I would argue that Herculanum has been preserved better than Pompeii. It’s smaller, but it’s a lot more colorful & some things survived here that didn’t survive Pompeii. Like wood. We actually saw wood still intact in some places. The paintings & mosaics were truly unlike anything we saw in Pompeii. Unfortunately, not quite as sexy, but still very, very cool.
We stayed as long as we could. The sun was setting & most of the tourists had gone, so we almost had the city all to ourselves. It was nice, until we found ourselves waiting at the train station in Naples which was, exactly as the guidebook promised, “decidedly seedy.” We succeeded at not getting mugged or stabbed & a little over an hour later, we were back in Sorrento, celebrating with some very non-Italian Guinness with fish & chips from an English pub.

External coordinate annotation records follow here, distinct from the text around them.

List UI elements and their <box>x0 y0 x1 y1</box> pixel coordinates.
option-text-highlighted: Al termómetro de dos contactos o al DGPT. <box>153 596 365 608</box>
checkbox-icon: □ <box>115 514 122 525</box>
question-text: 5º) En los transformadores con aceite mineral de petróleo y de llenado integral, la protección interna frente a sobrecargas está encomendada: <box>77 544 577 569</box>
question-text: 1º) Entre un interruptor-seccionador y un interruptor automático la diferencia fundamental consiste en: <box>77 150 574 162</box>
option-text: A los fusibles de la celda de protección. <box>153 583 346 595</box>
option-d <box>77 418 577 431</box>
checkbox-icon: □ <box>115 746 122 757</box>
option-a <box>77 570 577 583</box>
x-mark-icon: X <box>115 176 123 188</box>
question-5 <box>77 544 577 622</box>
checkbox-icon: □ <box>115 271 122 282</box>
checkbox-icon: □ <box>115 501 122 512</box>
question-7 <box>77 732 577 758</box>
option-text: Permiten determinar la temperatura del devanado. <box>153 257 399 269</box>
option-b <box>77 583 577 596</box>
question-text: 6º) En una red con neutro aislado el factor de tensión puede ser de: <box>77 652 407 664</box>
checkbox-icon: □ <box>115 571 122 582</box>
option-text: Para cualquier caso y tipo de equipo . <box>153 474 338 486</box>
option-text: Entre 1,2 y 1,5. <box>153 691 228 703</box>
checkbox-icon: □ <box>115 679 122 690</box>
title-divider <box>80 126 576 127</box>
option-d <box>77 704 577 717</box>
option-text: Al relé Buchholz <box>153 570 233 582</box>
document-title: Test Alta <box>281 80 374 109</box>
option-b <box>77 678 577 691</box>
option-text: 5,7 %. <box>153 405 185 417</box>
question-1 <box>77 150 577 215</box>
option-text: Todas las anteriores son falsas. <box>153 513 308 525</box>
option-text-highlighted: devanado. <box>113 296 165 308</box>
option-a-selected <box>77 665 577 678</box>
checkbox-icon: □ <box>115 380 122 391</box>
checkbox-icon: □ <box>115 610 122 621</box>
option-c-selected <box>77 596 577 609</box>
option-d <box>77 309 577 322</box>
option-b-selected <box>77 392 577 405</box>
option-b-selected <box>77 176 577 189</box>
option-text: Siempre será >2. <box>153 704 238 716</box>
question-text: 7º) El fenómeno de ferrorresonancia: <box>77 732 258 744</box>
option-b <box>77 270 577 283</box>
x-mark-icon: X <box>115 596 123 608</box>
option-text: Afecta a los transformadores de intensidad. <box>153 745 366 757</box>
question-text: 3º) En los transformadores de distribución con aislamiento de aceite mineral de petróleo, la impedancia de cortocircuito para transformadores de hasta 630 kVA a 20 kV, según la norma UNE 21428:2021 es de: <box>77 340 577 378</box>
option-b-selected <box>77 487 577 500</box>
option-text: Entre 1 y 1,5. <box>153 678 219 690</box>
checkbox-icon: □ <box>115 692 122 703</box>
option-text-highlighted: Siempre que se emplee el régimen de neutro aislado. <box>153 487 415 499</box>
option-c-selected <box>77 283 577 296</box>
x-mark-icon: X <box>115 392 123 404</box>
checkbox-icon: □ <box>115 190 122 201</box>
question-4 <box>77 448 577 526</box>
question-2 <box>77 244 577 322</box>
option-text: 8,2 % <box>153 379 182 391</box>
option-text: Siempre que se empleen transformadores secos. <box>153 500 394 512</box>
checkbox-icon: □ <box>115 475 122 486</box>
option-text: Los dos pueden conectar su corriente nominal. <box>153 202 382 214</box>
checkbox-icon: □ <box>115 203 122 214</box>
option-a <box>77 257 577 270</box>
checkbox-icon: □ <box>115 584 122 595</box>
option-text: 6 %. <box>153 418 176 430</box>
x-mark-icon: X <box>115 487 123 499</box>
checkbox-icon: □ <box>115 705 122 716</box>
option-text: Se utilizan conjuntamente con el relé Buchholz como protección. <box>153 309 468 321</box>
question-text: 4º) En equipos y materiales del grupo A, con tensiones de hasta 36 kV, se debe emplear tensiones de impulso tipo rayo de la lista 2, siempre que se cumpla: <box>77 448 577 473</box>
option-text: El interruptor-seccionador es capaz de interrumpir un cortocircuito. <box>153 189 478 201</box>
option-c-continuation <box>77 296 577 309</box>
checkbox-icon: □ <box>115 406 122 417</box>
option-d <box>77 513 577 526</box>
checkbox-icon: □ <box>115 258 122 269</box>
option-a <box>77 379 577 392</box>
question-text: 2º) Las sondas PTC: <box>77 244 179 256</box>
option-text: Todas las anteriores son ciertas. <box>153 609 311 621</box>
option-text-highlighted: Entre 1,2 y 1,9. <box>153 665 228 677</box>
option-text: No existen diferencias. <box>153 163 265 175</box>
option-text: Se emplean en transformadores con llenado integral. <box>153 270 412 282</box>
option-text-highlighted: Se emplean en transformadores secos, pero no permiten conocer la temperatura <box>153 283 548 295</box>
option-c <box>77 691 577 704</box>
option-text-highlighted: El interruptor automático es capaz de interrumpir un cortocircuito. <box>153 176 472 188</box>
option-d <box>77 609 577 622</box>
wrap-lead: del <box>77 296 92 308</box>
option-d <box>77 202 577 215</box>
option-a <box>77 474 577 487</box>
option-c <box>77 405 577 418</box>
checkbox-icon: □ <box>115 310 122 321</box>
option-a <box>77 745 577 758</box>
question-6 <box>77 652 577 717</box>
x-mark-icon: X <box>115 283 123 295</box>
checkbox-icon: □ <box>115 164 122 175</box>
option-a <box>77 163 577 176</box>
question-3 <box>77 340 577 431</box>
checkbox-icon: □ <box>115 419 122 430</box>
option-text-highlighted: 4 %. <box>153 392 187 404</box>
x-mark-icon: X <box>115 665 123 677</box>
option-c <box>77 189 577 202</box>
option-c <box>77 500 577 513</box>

Olivier & I clinked our pint glasses as a little cat mewed & scurried past us toward the back of the restaurant. I told him about Mr. Schultz, his wacky Roman costume & slideshow of Pompeii.
“I knew when he was all worked up & showing us those slides that I would go see it eventually,” I said.
“And now you’ve seen it.”
“Yeah. It took a while, but I’ve seen it.”
“Another mission accomplished.”
“Nah… I still have the rest of my bucket list. It’s still a big list.”
“Maybe because you keep adding things to it,” he said.